Sheeny Waxman, notwithstanding Aishky Mistofsky’s post hoc recollection that he’d been of our company on the night my talent was divulged, was an unknown quantity to me. He was very short, with a pronounced tic, and enjoyed a reputation as a head jockey — that was all I knew about him. A very short twitching head jockey with a terrific forehand. When I asked what a head jockey was they all laughed at me. ‘Something like a linguist,’ Theo confided, whereupon they all laughed again. As for Sheeny Waxman’s forehand, only Louis Marks, on our team, had a forehand that could equal it. And Louis Marks was injured. Hence me.
I was going round to the Akiva almost every night now. If my father was home he would drive me. Otherwise I caught a local train from Bowker Vale to Woodlands Road, one or other of my aunties accompanying me to the station, just in case the prefab boys thought of launching an assault.
How anyone could have supposed that the prefab boys would have been deterred by a Shrinking Violet I can’t imagine, but the ploy worked. The one time I was stoned was the one time I’d persuaded my mother I was now big enough to walk to the station on my own.
Usually Aishky Mistofsky drove me back. I’d promised my mother that if I didn’t have a lift I would ring home and wait for someone to collect me. The trains stopped early and she didn’t want
me wandering in the dead of night. Not through that part of Manchester with all its shaygets perils. I didn’t of course tell her that Aishky Mistofsky was indeed the blind one and that I was never in more danger than when he drove me home.
I had quickly grown fond of Aishky, in the gooey way a little kid grows fond of a big kid.
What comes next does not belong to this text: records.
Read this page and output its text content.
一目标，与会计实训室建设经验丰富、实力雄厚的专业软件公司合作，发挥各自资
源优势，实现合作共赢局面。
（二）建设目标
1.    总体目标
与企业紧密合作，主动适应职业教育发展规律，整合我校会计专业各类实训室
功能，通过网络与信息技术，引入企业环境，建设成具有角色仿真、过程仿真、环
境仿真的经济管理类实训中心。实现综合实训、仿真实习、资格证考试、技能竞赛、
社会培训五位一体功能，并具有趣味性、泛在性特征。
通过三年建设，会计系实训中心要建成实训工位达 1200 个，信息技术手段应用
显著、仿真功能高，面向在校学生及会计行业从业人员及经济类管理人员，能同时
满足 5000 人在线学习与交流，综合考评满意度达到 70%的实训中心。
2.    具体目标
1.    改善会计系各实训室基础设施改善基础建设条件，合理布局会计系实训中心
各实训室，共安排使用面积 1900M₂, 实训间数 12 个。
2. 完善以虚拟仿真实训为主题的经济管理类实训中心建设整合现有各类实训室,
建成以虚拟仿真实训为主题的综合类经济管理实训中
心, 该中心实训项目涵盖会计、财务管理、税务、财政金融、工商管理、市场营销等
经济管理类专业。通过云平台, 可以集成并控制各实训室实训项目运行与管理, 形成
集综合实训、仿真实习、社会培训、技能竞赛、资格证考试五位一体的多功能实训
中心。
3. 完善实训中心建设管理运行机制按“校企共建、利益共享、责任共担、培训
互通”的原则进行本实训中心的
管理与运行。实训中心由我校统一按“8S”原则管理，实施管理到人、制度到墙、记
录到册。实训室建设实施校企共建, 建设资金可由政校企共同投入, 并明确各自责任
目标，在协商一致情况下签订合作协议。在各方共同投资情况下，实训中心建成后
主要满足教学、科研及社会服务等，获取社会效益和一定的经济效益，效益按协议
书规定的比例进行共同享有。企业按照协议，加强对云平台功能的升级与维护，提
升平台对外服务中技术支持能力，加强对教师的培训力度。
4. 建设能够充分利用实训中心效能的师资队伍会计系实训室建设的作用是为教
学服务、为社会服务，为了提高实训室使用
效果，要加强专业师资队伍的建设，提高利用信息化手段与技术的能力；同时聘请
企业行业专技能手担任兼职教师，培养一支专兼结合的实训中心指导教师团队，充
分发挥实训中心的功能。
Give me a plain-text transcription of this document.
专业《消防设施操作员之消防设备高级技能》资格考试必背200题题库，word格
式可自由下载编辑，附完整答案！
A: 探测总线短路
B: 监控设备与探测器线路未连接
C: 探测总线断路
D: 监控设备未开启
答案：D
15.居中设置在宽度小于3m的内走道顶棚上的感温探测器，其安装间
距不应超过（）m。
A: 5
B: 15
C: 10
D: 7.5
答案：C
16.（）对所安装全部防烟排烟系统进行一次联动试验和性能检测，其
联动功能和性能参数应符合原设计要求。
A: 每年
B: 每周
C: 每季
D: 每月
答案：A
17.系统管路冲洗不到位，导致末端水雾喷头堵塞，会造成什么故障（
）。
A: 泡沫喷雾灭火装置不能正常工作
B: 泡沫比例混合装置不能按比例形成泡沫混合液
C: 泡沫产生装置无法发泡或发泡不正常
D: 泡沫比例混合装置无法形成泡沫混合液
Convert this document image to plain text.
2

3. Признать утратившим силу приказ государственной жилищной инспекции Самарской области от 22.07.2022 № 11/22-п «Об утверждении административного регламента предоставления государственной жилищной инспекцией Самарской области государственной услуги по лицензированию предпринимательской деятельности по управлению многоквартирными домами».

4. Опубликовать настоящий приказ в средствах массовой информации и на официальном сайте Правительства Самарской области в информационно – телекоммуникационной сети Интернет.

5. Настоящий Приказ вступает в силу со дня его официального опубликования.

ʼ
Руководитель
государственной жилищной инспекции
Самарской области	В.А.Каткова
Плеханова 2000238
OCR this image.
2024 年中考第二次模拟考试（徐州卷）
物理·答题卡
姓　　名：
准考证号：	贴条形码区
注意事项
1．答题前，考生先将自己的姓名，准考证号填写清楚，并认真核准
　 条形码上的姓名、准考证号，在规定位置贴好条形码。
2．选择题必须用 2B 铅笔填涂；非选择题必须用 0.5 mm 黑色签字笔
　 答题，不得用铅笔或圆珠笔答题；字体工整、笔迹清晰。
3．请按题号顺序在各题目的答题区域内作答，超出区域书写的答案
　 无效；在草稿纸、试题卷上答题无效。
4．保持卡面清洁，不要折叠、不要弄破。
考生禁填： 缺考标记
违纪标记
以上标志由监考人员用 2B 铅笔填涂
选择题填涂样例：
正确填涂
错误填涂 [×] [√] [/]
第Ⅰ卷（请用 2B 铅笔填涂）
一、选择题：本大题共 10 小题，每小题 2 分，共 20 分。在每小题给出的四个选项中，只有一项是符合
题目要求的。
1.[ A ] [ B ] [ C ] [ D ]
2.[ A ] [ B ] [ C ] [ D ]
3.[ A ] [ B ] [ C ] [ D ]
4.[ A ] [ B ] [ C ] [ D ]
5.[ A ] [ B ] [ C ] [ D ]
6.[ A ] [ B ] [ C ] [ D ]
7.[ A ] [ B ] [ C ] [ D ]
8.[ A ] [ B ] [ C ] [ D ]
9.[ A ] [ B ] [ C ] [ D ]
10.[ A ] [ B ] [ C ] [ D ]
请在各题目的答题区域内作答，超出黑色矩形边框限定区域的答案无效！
I liked his gingery beaky face, which he brought very close to mine on account of his short-sightedness, and which he pressed right up against the windscreen of his Austin A40, for the same reason. I liked the way he laughed, throwing his head back and showing the red hairs at his throat — an action that didn’t so much register the funniness or smartness of something someone had said, as the uncomplicated pleasure he took in someone being there to say something to him at all. And I liked the way he played ping-pong, earnestly, with a resolute arm, as though he owed something to the ball. He never defended, not even when that was the one sure way of beating his opponent. He liked to hit, rhythmically, conventionally, the bat starting low down, arcing predictably, and finishing high up, and if that didn’t happen to be what it took to win that night, so he lost.
In this he was the very opposite of his best friend, Twink Starr, whose great strength was his ability to find the edge of the table, but who would grit his teeth, chew his tongue, alter the whole nature of his game — pushing, chopping, half-volleying, sweating buckets, coughing up phlegm — if that was the only way to win the match. But I’m running ahead of myself. Before there were any matches — at least as far as I was concerned — I had to be kitted out. ‘For starters,’ Twink reminded me, ‘you can’t go on borrowing my bat — you’ll need your own.’